Небо начинало бледнеть. Деорнот слушал тихую песню своих людей. Ему никогда не приходилось сражаться бок о бок С ними до вчерашнего дня. Без всякого сомнения, они были настоящей армией оборванцев — многие никогда раньше не держали в руках меча, а другие были так стары, что уже многие годы не проходили ежегодного смотра годных к службе. Но необходимость защищать собственный дом может превратить даже самого кроткого фермера в опасного врага, а этот голый камень был домом для многих из них. Люди Деорнота, направляемые теми, кто когда-то уже служил в армии, исполняли свой долг храбро — действительно очень храбро. Он только хотел бы, чтобы их ожидала хоть какая-нибудь награда, кроме предстоящей новой резни.

В это время по грязи зачавкали лошадиные копыта, и тихий разговор вокруг него замер.
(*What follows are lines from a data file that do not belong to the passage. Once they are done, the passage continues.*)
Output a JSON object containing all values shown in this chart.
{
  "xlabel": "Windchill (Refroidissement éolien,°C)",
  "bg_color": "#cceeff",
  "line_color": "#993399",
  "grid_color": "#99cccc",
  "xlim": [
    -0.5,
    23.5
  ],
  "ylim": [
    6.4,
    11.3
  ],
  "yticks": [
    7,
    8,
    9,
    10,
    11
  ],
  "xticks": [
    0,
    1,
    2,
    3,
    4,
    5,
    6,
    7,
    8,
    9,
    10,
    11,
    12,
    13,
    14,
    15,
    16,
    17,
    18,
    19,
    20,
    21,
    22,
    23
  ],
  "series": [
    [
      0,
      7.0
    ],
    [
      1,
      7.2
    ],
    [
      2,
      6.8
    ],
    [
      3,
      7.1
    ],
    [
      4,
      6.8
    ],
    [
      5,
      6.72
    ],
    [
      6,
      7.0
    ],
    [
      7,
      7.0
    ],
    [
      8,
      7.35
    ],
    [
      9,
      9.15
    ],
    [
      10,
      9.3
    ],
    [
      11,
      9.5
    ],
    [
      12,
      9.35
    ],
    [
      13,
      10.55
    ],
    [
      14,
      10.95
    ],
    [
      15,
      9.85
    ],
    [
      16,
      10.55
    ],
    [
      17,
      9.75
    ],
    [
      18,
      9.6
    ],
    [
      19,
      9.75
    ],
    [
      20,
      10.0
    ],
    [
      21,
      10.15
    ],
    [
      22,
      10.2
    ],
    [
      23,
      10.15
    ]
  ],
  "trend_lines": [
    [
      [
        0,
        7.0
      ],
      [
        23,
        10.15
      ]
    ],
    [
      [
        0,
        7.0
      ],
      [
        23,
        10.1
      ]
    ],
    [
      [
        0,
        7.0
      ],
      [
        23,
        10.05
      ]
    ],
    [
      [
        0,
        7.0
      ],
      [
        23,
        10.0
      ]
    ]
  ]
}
Деорнот повернулся и увидел группу всадников, спускающуюся по тропе, ведущей к лагерю. Первым среди них был высокий человек на каштановом жеребце; плащ его развевался на сильном ветру. Джошуа был готов выступить. Деорнот вздохнул, встал, махнув остальным своим людям, и схватил сапоги. Время витания в облаках прошло. Стараясь подольше оттянуть момент обувания, Деорнот пошел, чтобы присоединиться к своему принцу, все еще держа сапоги в руках.

Сначала второй день сражения не Принес с собой неожиданностей. Как и предрекал Слудиг, это была кровавая работа: грудь в грудь, меч к мечу. Когда солнце немного поднялось над горизонтом, лед уже покраснел, а там, где битва была потише, вороны уже приступили к своей страшной трапезе.

Уцелевшие в этой битве потом дадут ей много названий. Для Джошуа и его окружения это была осада Сесуадры. Для эркинландских отрядов Фенгбальда она звалась бой в долине Стефлода, для тритингских наемников — Битва Скалы. Но большинство вспоминавших этот день — а никто не мог вспомнить его без содрогания — называли ее Битва на стеклянном озере.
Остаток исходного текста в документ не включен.